Transcript File
Chapter 1
Section 3
Slide 1
• United States entered World War two in 1941
and faced an urgent task to create and
produce weapons.
• Govt. switched the output of factories, farms,
and mines from consumer needs to the
production of military products.
Slide 2
• In 1994 the farmers in the United States grew
close to two million tons of watermelons.
• Economists often use graphs to analyze the
trade-offs and choices that people make.
Slide 3
• Graphs let us see how one value relates to
another.
• The axes of the graphs show categories of
goods and services, such as farm goods and
factory goods.
• Can also display any pair of specific goods or
services.
Slide 4
• You can draw a graph to see which product
will make the most in the long run.
• With graphs you can see which product you
can focus on and make it as good as possible.
• If you want to produce two products but only
have the workers and space for one, then you
have to get rid of one of those products.
Slide 5
• Production possibility graphs can show how
efficient an economy is, whether the economy
has grown or shrunk.
• A production possibility frontier can represent
an economies level of efficiency or level of
maximum production.
Slide 6
• Underutilization can be very bad for an
economy, that means people aren't buying the
products that are on the self.
• The Production Possibility Curve can reflect
the countries current production possibility as
if the countries resources were frozen in time.
Slide 7
• In real time the quantity of a countries
resources are constantly changing all the time.
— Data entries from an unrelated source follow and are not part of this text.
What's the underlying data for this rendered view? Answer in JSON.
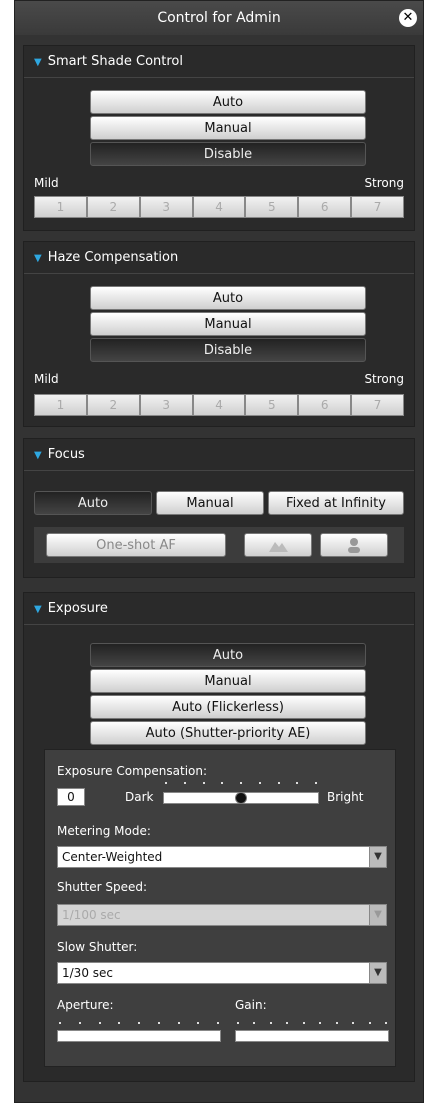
{
  "window": {
    "title": "Control for Admin"
  },
  "smart_shade": {
    "title": "Smart Shade Control",
    "modes": [
      "Auto",
      "Manual",
      "Disable"
    ],
    "selected_mode": "Disable",
    "mild_label": "Mild",
    "strong_label": "Strong",
    "levels": [
      "1",
      "2",
      "3",
      "4",
      "5",
      "6",
      "7"
    ]
  },
  "haze": {
    "title": "Haze Compensation",
    "modes": [
      "Auto",
      "Manual",
      "Disable"
    ],
    "selected_mode": "Disable",
    "mild_label": "Mild",
    "strong_label": "Strong",
    "levels": [
      "1",
      "2",
      "3",
      "4",
      "5",
      "6",
      "7"
    ]
  },
  "focus": {
    "title": "Focus",
    "modes": [
      "Auto",
      "Manual",
      "Fixed at Infinity"
    ],
    "selected_mode": "Auto",
    "oneshot_label": "One-shot AF"
  },
  "exposure": {
    "title": "Exposure",
    "modes": [
      "Auto",
      "Manual",
      "Auto (Flickerless)",
      "Auto (Shutter-priority AE)"
    ],
    "selected_mode": "Auto",
    "compensation": {
      "label": "Exposure Compensation:",
      "value": "0",
      "dark_label": "Dark",
      "bright_label": "Bright",
      "level_fraction": 0.5
    },
    "metering": {
      "label": "Metering Mode:",
      "value": "Center-Weighted"
    },
    "shutter_speed": {
      "label": "Shutter Speed:",
      "value": "1/100 sec"
    },
    "slow_shutter": {
      "label": "Slow Shutter:",
      "value": "1/30 sec"
    },
    "aperture": {
      "label": "Aperture:"
    },
    "gain": {
      "label": "Gain:"
    }
  },
  "colors": {
    "accent": "#2ea7e0",
    "panel_bg": "#2a2a2a"
  }
}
• If the quality of the land, labor, or capital
changes, then the production possibilities
curve will change.
• If immigrants pour in the country labor will go
up so production increases.
Slide 8
• Also new inventions can also change existing
technology and allow workers to produce
more goods and services at lower costs.
• When an economy grows, economists say that
the entire production possibilities curve shifts
to the right.
Slide 9
• When a countries production capacity
decreases, the curve shifts to the left.
• For example when a country goes to war and
loses part of its land as a result.
• It also depends on the average age of the
people that live in the country.
Slide 10
• During World war two, consumer goods were
in short supply as the nation shifted resources
to increase production on planes, ships,
artillery, and ammunition.
• Ration coupons were used to make sure
consumers got a share of the goods.
Slide 11
• If a company makes two different goods then
they will take more room to make that good
faster and make more of it.
• They will take more space and make the
product that is going to sell better and then
take the other product and only make alittle
of it.
Slide 12
• North America and Europe are the heaviest
computer-using regions of the world.
• The law of increasing costs states that as
production shifts from one item to another,
one item will increase and the other will
decrease.
Slide 13
• IBM was the first company to substitute
copper for aluminum in making
semiconductors, a vital breakthrough for
manufacturing faster and more-powerful
computer chips.
• This made this company jump start into
making faster computers
Slide 14
• If a company is reaching its production
possibilities goal easily then the next year they
might move it higher so they can push
themselves to make more products and
money.
• If a company does not increase in production
then they will most likely go out of business in
the future.
Slide 15
• A company should always keep a good look on
their efficiency to see if they need to find
better ways to make and sell a product.
• How fast you can make the product can also
effect if you stay in business.
Slide 16
• Production possibilities graph-a graph that
shows alternative ways to use an economy’s
resources
• Production possibilities frontier – the line on a
production possibilities graph that shows the
maximum possible output
Slide 17
• Efficiency- using resources in such a way as to
maximize the production of goods and
services
• Underutilization- using fewer resources than
an economy is capable of using
• Cost- to an economist, cost is the alternative
that is given up because of a decision
Slide 18
• Law of increasing costs- as we shift
factors of production from making one
good or service to another, the cost of
producing the second item increases
• Speaking economically, note that cost is
not necessarily money
Slide 15
• If an economy is growing an economist might
say, “The entire production possibilities curve
has shifted to the right.”
• Concerning opportunity cost an economist
might say that “choosing is refusing”
Question 1
• What is a graph that shows alternative ways to
use an economys resources ?
Question 2
• What is known as the line on a production
possibilities graph that shows the maximum
possible output?
Question 3
• What is using in such a way as to maximize the
production of goods and services?
Question 4
• What is it called when an economy uses fewer
resources than it is capable of ?
Question 5
• What is the alternative that is given up instead
of a decision?
Question 6
• When we shift factors of production from
making one good or service to another, the
cost of producing the second item increases
which is called?
Question 7
• How is Underutilization depicted on a
production possibilities frontier?
Question 8
• How does a production possibilities graph
illustrate how efficient an economy is?
Question 9
• How does a production possibilities graph
illustrate opportunity cost?
Question 10
• What does a country’s resources include?